Da un libro giacobino e dunque antiborbonico riportiamo l’editto del 1831 che appare un esempio lucido di trasparenza ma anche di estrema attenzione per il popolo governato
Mentre si discute di finanziaria con i consueti meccanismi bizantini, centralisti e – consentiteci di dirlo – ancora una volta a danno del Sud da parte di uno Stato italiano che dimostra reiteratamente di non comprendere le reali dinamiche della Questione Meridionale, non ho potuto fare a meno di ricordare il passaggio che di seguito voglio riproporvi.
E siccome nel giornalismo vero, cosa che la rete internet non sempre garantisce, le fonti sono garanzia di credibilità per una notizia o per un documento, qui la valenza di quello che riporto è doppia perché viene da un libro doppiamente giacobino. Si tratta infatti de “La Napoli borbonica” che, edita dal Touring Club Italiano, rivede il celebre libro “Il corricolo” di quell’Alexandre Dumas Padre che combatté animosamente la Real Casa di Borbone, al punto da entrare in Napoli al fianco di Garibaldi. D’altronde era figlio di un generale napoleonico e il rancore era giustificato dalla prigionia di suo padre, generale napoleonico che aveva combattuto con i giacobini francesi e napoletani nel 1799, meritandosi due anni di “soggiorno” nelle carceri borboniche.

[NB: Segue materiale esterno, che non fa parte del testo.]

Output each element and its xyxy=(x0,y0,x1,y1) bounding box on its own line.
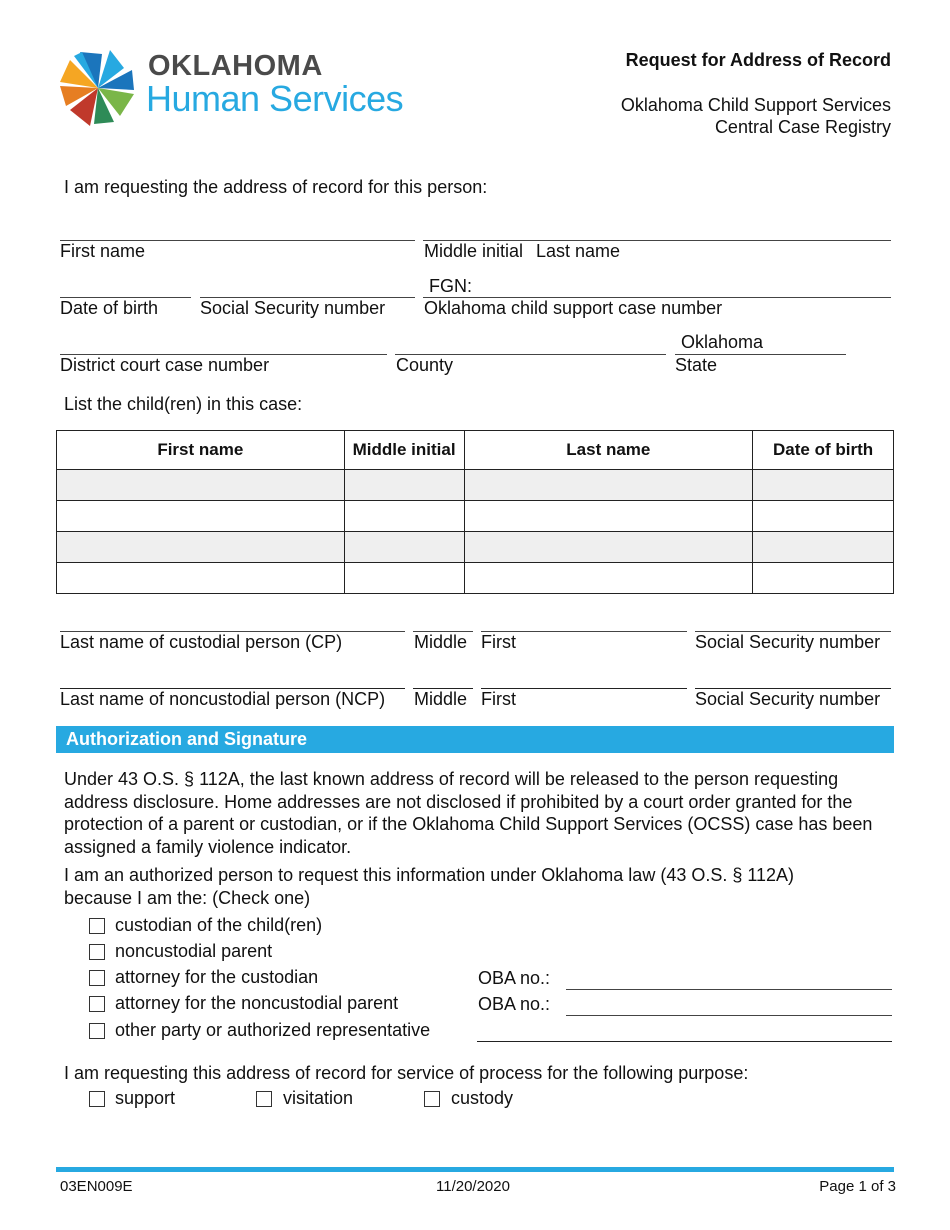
table-cell[interactable] xyxy=(344,501,464,532)
option-custodian-label: custodian of the child(ren) xyxy=(115,915,323,935)
first-name-label: First name xyxy=(60,241,146,261)
table-row xyxy=(57,470,894,501)
cp-ssn-label: Social Security number xyxy=(695,632,881,652)
table-cell[interactable] xyxy=(344,532,464,563)
logo-text-top: OKLAHOMA xyxy=(148,50,323,82)
table-row xyxy=(57,532,894,563)
dob-label: Date of birth xyxy=(60,298,159,318)
purpose-support-label: support xyxy=(115,1088,176,1108)
table-cell[interactable] xyxy=(464,501,753,532)
logo-star-icon xyxy=(58,48,138,128)
ok-case-label: Oklahoma child support case number xyxy=(424,298,723,318)
checkbox-visitation[interactable] xyxy=(256,1091,272,1107)
checkbox-attorney-custodian[interactable] xyxy=(89,970,105,986)
children-prompt: List the child(ren) in this case: xyxy=(64,394,303,414)
table-cell[interactable] xyxy=(753,532,894,563)
cp-middle-label: Middle xyxy=(414,632,468,652)
other-party-field[interactable] xyxy=(477,1041,892,1042)
agency-logo xyxy=(58,48,438,128)
agency-line-1: Oklahoma Child Support Services xyxy=(620,95,891,115)
authorization-statement: I am an authorized person to request this information under Oklahoma law (43 O.S. § 112A) because I am the: (Check one) xyxy=(64,865,795,908)
intro-text: I am requesting the address of record for this person: xyxy=(64,177,488,197)
table-cell[interactable] xyxy=(57,501,345,532)
table-cell[interactable] xyxy=(464,563,753,594)
form-title: Request for Address of Record xyxy=(625,50,891,70)
logo-text-bottom: Human Services xyxy=(146,78,404,119)
middle-initial-label: Middle initial xyxy=(424,241,524,261)
col-header-first-name: First name xyxy=(57,431,345,470)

E se il testo originale è segnato senza pietà dalla retorica antiborbonica e filofrancese fin dalle prime righe, va dato atto alla penna di Gianni Guadalupi, che firma la prefazione di questa edizione uscita nel 1997, della capacità di riequilibrare le posizioni secondo la nuova visione meno politicizzata e più oggettivamente storica venutasi a formare negli ultimi vent’anni.
Ma torniamo alla finanziaria: di seguito l’editto, datato 11 gennaio 1831, con il quale Ferdinando II “presenta” la Finanziaria dell’esercizio per lo stesso anno.
Non aggiungerò altro alle righe di Guadalupi, che condivido in toto.
Però una domanda, poi, sorge spontanea, e vi prego di lasciarmela passare:
“Ma siamo sicuri che anche una pessima democrazia sia meglio di una buona Monarchia?!”.
A voi: “…i suoi editti, per chiarezza di linguaggio e onestà di intenzioni, potrebbero essere d’esempio a molti governanti di oggi…”
(Gianni Guadalupi)
“Noi abbiamo voluto conoscere lo stato della situazione della tesoreria generale di Napoli. Per quanto trista essa sia non ne facciamo un mistero. Questa leale franchezza sarà degna di noi, sarà degna del popolo generoso di cui la Provvidenza ci ha affidato il governo. Posta dunque a nudo la cosa, il deficit effettivo che esiste pel 1861 è di ducati 1.128.167. Noi ne fummo profondamente rattristati, ma non disaminiamo. Fedeli alla nostra promessa di fare ogni personale sacrifizio, noi abbiamo già conceduto un rilascio dalla Nostra cassa di ducati 180.000; altro ne facciamo dall’assegnamento della nostra Casa per ducati 190.000. Abbiamo ottenuto dai diversi rami della Marina e della Guerra un’economia di ducati 350.000. La severa riforma dei diversi ministeri ha prodotto ha prodotto un’altra economia di ducati 351.667. Pareggiati in tal modo gli introiti con el spese per l’esercizio 1831, rimane disponibile la somma di ducati 110.050. Noi ci siamo proposti di impegnarli a sollievo del nostro popolo, colla riduzione del dazio sul macinato…”.
No, non avete letto male: il conto lo pareggiava la Real Casa di tasca propria.
Devo aggiungere qualunquisticamente altro su quello che invece “toglie” la nostra classe politica o lascio il lavoro alla vostra galoppante fantasia?